You may also want to try a post-5.0 gdb. I'm running a 04/01/2001 gdb. "info threads" still comes up empty, but otherwise it seems to work (SuSE 6.2). As a side note (probably unrelated): if your gdb stops on SIG32 real time events, adding a "handle SIG32 nostop" line to ~/.gdbinit may help.
<aol>me too</aol> seriously, this is blocking me from getting any stack traces out of my own debug builds. i should note that there's some vaguely useful info out there if you search google for "ptrace no such process." upping to blocker, per trudelle. adding cc's.
dan: I just found out, that I am stupid :-/ I just tested one of the latest binary downloads and it did not work either, it also showed the ptrace problem. Seems that since I installed the new Suse a few monthes ago I never downloaded a binary Mozilla (with a slow modem it takes too quite a while). Ok, the debugging works on a Suse 6.4, but not on a Suse7.1. I guess that one the the newer things broke this feature. After reading this bug I think it is gdb5.0, Suse6.4 still has gdb 4.18. But I don't know anything about it...
FWIW, the CVS tree for GDB is scheduled to get some big whacks related to it's handling of threads in the next few weeks. See <http://sources.redhat.com/ml/gdb-patches/2001-04/msg00240.html> and subsequent messages for more details.

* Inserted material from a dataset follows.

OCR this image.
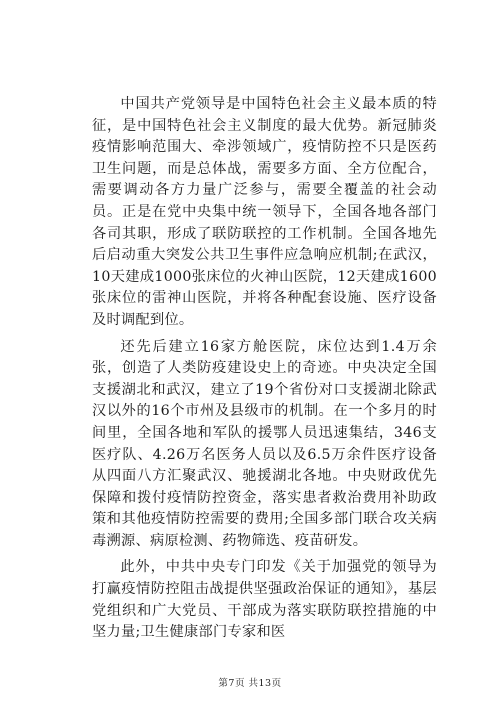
中国共产党领导是中国特色社会主义最本质的特征，是中国特色社会主义制度的最大优势。新冠肺炎疫情影响范围大、牵涉领域广，疫情防控不只是医药卫生问题，而是总体战，需要多方面、全方位配合，需要调动各方力量广泛参与，需要全覆盖的社会动员。正是在党中央集中统一领导下，全国各地各部门各司其职，形成了联防联控的工作机制。全国各地先后启动重大突发公共卫生事件应急响应机制;在武汉，10天建成1000张床位的火神山医院，12天建成1600张床位的雷神山医院，并将各种配套设施、医疗设备及时调配到位。

还先后建立16家方舱医院，床位达到1.4万余张，创造了人类防疫建设史上的奇迹。中央决定全国支援湖北和武汉，建立了19个省份对口支援湖北除武汉以外的16个市州及县级市的机制。在一个多月的时间里，全国各地和军队的援鄂人员迅速集结，346支医疗队、4.26万名医务人员以及6.5万余件医疗设备从四面八方汇聚武汉、驰援湖北各地。中央财政优先保障和拨付疫情防控资金，落实患者救治费用补助政策和其他疫情防控需要的费用;全国多部门联合攻关病毒溯源、病原检测、药物筛选、疫苗研发。

此外，中共中央专门印发《关于加强党的领导为打赢疫情防控阻击战提供坚强政治保证的通知》，基层党组织和广大党员、干部成为落实联防联控措施的中坚力量;卫生健康部门专家和医

第7页 共13页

now after mozilla changed to gcc2.95.3 I can't use gdb on my good old Suse6.4 system anymore, it worked fine here before. I get the following message Thread 1721 (manager thread)] [New Thread 1720 (initial thread)] [New Thread 1722] [New Thread 1723] [New Thread 1724] Cannot access memory at address 0x46203a6c. looks like the behaviour under gdb is also connected to the libs dynamicly linked to Mozilla. without gdb mozilla works fine. Suse6.4 ships with gcc2.95.2, so i am quite surprised that I get problems now!
Works for Me on Red Hat 7.1
blizzard: doesn't work on a LOT of distributions, for example several Suse's, all those which ship with gdb5.0. As described in this bug this is caused by a bug in gdb and it should work find with an upgraded gdb. Not sure if you can expect a little user to upgrade to a new (unofficial?) gdb just to produce a stacktrace...
Jens-Uwe: what other solution do you propose?
Moving all threading bugs to XPCOM. See bug 160356.